The widespread protests across Russia by people risking arrest and brutal persecution, alongside the determined resistance in Ukraine, are crucial for winning over working people there. It is only the working classes in Ukraine and in Russia, with backing from workers across Eastern Europe and worldwide, that have the power and class interests to end the war and bring down the Putin regime in Moscow.
To advance this, the fullest discussion and debate is necessary. Anything that closes down fraternization and dialogue is a deadly danger to progress on this working-class course.

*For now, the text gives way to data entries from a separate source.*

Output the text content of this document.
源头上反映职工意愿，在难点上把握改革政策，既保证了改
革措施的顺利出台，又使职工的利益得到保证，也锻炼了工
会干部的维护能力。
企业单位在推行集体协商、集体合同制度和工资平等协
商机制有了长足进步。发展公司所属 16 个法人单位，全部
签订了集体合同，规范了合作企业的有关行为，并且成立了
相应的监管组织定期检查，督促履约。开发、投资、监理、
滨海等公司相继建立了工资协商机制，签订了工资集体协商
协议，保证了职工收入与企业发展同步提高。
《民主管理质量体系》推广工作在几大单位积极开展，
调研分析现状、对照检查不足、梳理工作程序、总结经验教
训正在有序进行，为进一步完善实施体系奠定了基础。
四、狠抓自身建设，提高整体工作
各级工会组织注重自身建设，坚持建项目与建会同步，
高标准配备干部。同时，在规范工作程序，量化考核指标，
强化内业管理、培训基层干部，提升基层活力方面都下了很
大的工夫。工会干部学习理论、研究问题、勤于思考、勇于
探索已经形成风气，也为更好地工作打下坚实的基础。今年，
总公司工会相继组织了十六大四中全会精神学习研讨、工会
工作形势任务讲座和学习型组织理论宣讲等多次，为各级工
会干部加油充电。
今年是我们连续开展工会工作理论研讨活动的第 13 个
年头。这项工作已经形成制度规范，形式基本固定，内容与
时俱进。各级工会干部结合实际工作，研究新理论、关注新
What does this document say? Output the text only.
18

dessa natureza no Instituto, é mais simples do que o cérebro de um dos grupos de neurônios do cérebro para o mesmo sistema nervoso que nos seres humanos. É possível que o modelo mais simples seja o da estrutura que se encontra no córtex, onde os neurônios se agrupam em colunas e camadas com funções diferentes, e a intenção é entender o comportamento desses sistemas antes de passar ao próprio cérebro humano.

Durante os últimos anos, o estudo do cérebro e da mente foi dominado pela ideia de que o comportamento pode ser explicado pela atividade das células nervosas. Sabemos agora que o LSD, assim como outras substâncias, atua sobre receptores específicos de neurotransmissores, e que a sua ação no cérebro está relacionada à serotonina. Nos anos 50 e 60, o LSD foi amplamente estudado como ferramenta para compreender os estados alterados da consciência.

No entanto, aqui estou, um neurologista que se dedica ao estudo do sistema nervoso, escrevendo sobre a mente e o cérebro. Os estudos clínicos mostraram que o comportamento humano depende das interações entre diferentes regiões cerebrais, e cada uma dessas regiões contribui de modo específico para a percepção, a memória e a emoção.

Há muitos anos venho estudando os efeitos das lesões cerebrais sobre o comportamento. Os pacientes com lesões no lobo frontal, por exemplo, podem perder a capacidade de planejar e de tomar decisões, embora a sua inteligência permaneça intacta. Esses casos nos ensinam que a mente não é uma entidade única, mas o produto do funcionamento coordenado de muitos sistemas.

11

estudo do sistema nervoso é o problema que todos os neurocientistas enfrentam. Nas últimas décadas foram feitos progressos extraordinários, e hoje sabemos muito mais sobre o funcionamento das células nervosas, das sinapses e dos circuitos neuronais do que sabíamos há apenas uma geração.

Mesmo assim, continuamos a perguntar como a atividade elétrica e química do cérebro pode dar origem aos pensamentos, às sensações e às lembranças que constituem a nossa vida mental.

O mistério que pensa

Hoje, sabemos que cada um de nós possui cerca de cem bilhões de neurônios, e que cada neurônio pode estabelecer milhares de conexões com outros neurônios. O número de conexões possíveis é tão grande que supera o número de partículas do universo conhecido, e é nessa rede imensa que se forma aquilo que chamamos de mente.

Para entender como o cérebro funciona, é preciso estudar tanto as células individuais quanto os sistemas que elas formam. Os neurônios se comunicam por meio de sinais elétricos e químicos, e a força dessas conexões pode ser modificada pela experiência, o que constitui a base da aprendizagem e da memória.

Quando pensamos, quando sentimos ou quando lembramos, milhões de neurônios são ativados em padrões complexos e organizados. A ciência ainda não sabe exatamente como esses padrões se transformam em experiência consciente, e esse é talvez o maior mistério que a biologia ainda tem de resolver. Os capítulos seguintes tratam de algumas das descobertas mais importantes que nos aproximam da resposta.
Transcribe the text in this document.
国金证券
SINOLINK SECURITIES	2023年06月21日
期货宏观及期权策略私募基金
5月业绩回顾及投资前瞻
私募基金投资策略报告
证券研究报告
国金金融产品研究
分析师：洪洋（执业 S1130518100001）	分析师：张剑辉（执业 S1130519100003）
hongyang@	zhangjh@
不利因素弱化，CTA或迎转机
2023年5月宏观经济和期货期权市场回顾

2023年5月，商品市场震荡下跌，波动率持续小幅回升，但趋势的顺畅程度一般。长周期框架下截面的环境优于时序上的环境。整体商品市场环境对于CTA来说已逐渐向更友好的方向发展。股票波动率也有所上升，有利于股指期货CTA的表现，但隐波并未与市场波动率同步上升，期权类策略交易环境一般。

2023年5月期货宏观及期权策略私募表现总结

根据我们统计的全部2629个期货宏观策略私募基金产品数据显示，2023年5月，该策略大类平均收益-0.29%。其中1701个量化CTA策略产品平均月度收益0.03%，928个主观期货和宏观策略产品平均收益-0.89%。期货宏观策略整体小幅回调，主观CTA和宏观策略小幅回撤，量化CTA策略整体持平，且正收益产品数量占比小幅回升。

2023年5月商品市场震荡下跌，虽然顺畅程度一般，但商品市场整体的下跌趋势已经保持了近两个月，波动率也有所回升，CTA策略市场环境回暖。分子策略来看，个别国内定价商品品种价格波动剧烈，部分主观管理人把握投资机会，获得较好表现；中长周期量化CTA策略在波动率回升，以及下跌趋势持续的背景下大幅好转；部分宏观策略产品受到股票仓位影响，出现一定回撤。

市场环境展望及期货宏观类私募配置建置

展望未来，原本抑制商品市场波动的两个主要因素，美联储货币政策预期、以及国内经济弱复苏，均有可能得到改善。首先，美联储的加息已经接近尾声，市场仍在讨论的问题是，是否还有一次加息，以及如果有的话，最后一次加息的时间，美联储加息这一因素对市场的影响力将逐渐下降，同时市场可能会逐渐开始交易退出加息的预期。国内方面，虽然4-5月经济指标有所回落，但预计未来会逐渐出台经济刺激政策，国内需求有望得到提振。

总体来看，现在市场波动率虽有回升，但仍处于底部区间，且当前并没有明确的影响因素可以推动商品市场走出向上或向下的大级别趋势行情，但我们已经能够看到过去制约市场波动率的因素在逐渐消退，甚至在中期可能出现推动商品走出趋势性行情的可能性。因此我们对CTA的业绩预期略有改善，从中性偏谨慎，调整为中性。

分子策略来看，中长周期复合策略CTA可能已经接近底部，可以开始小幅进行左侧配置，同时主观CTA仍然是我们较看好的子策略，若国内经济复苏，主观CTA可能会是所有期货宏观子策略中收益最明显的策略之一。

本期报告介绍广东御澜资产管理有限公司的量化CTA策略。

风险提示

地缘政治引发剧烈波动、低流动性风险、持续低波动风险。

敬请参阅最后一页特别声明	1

Some have stood up to the “cancel” mongers, while at the same time speaking out against Moscow’s war. One arena of debate over the road forward is among scientists. Over 600 scientists and researchers in Russia issued an open letter opposing Putin’s invasion and war. It points out that the invasion can isolate Russia and turn the country into an international pariah, making it impossible for scientific work in the country that draws on collaboration internationally.
Some in the U.S. and elsewhere have called for barring Russian contributions and research from being printed in scientific journals. Nature magazine has taken a stand against this boycott, writing it “will continue to consider manuscripts from researchers anywhere in the world.”
A boycott “would divide the global research community and restrict the exchange of scholarly knowledge,” the magazine says, “both of which have the potential to damage the health and well-being of humanity and the planet.”
They insist on the importance of “the research community to uphold scientific collaborations with Russian scholars amid the invasion.” This allows for dialogue and debate.
At the same time, the journal’s editors make their opinion on the war clear. “Nature condemns this horrific invasion in the strongest terms — and calls on Russia to immediately end its attack. We support and stand in solidarity with Ukraine’s people, including its research community.”